La razón se impuso con dificultad, porque suponía derrocar creencias muy arraigadas. Acabaron por triunfar otro tipo de pruebas. Ya en el Código de Hammurapi se prestigia sobre todo el testimonio. Los testigos son necesarios para suscribir un contrato o para los préstamos. Garantizan que lo que se ha dicho que sucedió, sucedió. "Si un mercader ha prestado grano o plata con interés, sin testigos ni contrato, perderá cuanto prestó." Si alguien quiere justificar la propiedad sobre algo que le han robado, debe aducir: "Me la vendió un vendedor, y la compré en presencia de testigos."

Pero la racionalidad tarda en establecerse. Los testigos eran necesarios, pero no todas las personas podían ser testigos. En la mayoría de las culturas primitivas se considera que la mujer no está capacitada para testificar. No es de fiar. En el derecho hebreo el testimonio está minuciosamente reglamentado. Se excluye a los interesados, parientes, mujeres, menores, locos, sordos, mudos y esclavos.

Pero las dos pruebas racionales definitivas eran el delito flagrante y la confesión. Y esta pureza de la prueba va a provocar uno de los derrapes más terribles en la búsqueda de la seguridad procesal.

[...]

La aspiración máxima del juez es un reo "convicto y confeso". Eso le permite satisfacer sus ansias de justicia, o, al menos, de perfección legal.

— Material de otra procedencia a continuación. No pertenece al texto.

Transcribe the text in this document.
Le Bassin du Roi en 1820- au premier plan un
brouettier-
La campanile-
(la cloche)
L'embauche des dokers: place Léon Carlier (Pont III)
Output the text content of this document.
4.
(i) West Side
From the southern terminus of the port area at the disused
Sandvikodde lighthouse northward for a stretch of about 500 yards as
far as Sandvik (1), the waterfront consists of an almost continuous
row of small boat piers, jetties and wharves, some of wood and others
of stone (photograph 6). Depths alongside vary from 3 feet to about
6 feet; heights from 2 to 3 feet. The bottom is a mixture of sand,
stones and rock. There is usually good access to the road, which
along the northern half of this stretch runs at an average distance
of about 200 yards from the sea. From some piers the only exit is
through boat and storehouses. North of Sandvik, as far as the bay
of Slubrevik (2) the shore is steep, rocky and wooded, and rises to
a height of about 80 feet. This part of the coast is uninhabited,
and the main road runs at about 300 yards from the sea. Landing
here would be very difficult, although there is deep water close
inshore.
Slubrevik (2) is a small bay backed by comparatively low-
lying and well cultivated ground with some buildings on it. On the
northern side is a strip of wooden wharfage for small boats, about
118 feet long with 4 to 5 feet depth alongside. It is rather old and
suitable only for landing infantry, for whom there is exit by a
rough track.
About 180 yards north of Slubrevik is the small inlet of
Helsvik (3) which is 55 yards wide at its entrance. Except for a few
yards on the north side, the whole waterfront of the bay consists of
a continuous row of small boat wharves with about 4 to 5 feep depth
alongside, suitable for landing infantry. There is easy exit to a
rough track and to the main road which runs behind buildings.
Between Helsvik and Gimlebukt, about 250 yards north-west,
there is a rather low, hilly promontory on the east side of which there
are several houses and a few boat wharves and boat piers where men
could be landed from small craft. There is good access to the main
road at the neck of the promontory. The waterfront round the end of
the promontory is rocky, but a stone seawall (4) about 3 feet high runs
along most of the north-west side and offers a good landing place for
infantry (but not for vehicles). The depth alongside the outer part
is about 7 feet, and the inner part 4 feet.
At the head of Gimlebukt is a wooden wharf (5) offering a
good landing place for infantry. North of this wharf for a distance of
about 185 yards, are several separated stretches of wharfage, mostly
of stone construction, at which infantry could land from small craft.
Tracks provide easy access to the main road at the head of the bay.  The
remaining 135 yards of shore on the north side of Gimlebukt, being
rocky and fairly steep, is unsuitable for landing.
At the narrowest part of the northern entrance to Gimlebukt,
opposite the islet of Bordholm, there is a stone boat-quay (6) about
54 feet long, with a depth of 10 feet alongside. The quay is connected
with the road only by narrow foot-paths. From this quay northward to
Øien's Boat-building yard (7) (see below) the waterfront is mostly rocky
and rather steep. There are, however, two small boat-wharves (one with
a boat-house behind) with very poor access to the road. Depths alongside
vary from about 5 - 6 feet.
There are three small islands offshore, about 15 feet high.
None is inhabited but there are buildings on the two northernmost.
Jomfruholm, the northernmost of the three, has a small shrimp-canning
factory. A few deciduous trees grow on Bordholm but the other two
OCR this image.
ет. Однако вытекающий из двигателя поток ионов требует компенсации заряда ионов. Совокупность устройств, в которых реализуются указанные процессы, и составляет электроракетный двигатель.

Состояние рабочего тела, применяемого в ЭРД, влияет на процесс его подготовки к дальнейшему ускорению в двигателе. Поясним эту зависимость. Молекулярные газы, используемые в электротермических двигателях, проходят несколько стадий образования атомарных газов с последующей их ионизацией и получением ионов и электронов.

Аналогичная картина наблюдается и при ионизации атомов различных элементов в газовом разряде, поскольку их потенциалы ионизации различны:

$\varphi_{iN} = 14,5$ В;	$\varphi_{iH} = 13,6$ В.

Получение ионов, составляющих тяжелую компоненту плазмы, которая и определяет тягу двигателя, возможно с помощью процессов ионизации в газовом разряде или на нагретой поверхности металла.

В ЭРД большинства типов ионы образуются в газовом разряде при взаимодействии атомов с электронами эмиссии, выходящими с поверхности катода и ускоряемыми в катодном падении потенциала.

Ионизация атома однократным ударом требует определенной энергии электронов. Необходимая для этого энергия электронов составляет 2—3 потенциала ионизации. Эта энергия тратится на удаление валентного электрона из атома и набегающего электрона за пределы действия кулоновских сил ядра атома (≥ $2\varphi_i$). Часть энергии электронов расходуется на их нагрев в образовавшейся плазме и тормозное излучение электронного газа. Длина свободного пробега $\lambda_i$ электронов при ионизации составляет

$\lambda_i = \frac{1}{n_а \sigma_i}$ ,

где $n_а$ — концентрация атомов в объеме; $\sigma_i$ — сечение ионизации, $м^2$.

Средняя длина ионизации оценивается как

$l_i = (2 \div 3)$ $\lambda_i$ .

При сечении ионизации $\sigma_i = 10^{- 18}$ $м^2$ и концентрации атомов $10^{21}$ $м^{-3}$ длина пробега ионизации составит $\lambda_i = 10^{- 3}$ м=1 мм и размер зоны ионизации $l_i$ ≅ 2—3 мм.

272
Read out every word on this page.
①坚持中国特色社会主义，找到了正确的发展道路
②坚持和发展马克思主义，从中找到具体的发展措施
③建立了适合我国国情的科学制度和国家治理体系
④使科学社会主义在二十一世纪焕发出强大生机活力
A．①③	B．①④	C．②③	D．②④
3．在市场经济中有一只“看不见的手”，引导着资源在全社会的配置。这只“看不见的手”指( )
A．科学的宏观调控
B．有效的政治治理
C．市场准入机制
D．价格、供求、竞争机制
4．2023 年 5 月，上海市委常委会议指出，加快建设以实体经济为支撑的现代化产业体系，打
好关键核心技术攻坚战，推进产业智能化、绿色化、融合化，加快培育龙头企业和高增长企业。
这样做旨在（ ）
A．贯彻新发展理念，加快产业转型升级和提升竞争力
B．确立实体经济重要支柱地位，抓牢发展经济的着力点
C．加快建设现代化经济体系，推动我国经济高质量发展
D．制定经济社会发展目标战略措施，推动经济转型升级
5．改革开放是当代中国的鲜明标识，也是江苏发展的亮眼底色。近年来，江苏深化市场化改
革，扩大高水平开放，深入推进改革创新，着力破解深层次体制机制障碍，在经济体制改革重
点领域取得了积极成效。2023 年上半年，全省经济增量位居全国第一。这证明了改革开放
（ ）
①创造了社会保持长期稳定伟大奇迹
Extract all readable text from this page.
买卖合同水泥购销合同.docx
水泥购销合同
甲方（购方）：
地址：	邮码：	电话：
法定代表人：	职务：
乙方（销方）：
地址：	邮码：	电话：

Pero, por desgracia, el acusado muchas veces se empecina en no confesar. Ya sabe usted que en las legislaciones modernas se le reconoce el derecho de no decir nada que pueda perjudicarlo. ¿Qué podía hacer entonces el juez que, convencido de que el acusado era culpable, no tenía su confesión? Su conciencia le impedía dictar una sentencia coja. Pero también le prohibía soltar al presunto culpable que él no consideraba nada presunto. La única solución era conseguir como fuera la confesión. Y ese "como fuera" podía ser terrible. Paradójicamente, por uno de esos sueños de la razón que producen monstruos, la tortura entró en el sistema judicial para asegurar la justicia de la sentencia.